The flywheel in Ricardo's engine isn't mounted on a shaft. It's a free-floating cylinder suspended within a ring of powerful magnets. There is a one-millimeter vacuum gap separating the flywheel from the casing. Energy is transferred to and from the flywheel by the magnetic field. "It's a bit spooky," says Rollafson. "But if the flywheel on the inside spins clockwise, the outer ring goes counterclockwise." With the flywheel in a vacuum-sealed container with no shaft seals, there's no need for a compressor to maintain the vacuum. The sealed flywheel unit can be replaced in the field with another unit without the need for a vacuum pump to repressurize it onsite.

Using energy-storage systems during excavator duty cycles is nothing new. In fact there are quite a few hybrid excavators on the floor of CONEXPO this year that use a variety of methods. But Rollafson says the large, industry leading OEMs Ricardo is dealing with are a bit cagey about marketing engines with this flywheel as hybrids. "It's interesting talking to OEMs, who say 'You won't sell a hybrid excavator,'" says Rollafson. "Why not? 'You see them at exhibitions, but you won't sell any, because people will not buy it with a battery. If the excavator has a battery hybrid, the secondary markets, Eastern Europe, Africa, India, won't touch it.'" According to Rollafson, at least one of the OEMs they are dealing with will not be calling their flywheel-equipped excavator a hybrid. "Their thinking is that if they don't call it a hybrid, they can put flywheels into every machine and sell on fuel economy alone."

There are ways other than flywheels of storing energy on excavators mechanically, without a battery. Caterpillar's 336F H hybrid excavator, also on display at CONEXPO, uses nitrogen-charged gas accumulator tanks to store energy that would otherwise be lost when the crane slows down. But Rollafson doesn't see Ricardo's flywheel approach as competing with that technology. "A flywheel can deliver an immense amount of power in a short time, but it won't keep spinning forever. Gas-powered accumulators can capture energy and store it for longer, but you're not going to get the same burst of power as a flywheel. It's a tradeoff for different applications."

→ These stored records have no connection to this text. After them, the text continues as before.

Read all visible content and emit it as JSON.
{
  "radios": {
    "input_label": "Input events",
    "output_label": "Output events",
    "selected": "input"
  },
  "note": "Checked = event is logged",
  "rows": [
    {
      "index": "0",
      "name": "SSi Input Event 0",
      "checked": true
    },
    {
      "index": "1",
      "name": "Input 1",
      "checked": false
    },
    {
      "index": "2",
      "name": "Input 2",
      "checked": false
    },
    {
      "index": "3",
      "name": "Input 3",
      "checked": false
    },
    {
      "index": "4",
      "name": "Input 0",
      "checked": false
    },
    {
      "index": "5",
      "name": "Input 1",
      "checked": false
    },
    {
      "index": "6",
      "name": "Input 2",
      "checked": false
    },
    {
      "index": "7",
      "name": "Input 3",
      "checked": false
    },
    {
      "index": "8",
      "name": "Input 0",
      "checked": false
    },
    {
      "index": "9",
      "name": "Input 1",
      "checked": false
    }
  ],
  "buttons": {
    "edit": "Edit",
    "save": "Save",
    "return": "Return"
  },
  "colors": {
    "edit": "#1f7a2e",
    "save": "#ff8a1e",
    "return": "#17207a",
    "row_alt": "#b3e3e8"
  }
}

In addition to excavators, Ricardo is also bringing their flywheel-equipped engines to wheel loaders and mining trucks. According to Rollafson, the flywheel adds about $7,000 to $7,500 to the cost of the engine, but he expects the fuel economy savings will pay that back. While he declined to name the major OEMs Ricardo is working with, he says hybrid excavators with Ricardo's flywheel technology should be available on the market in about 18 months.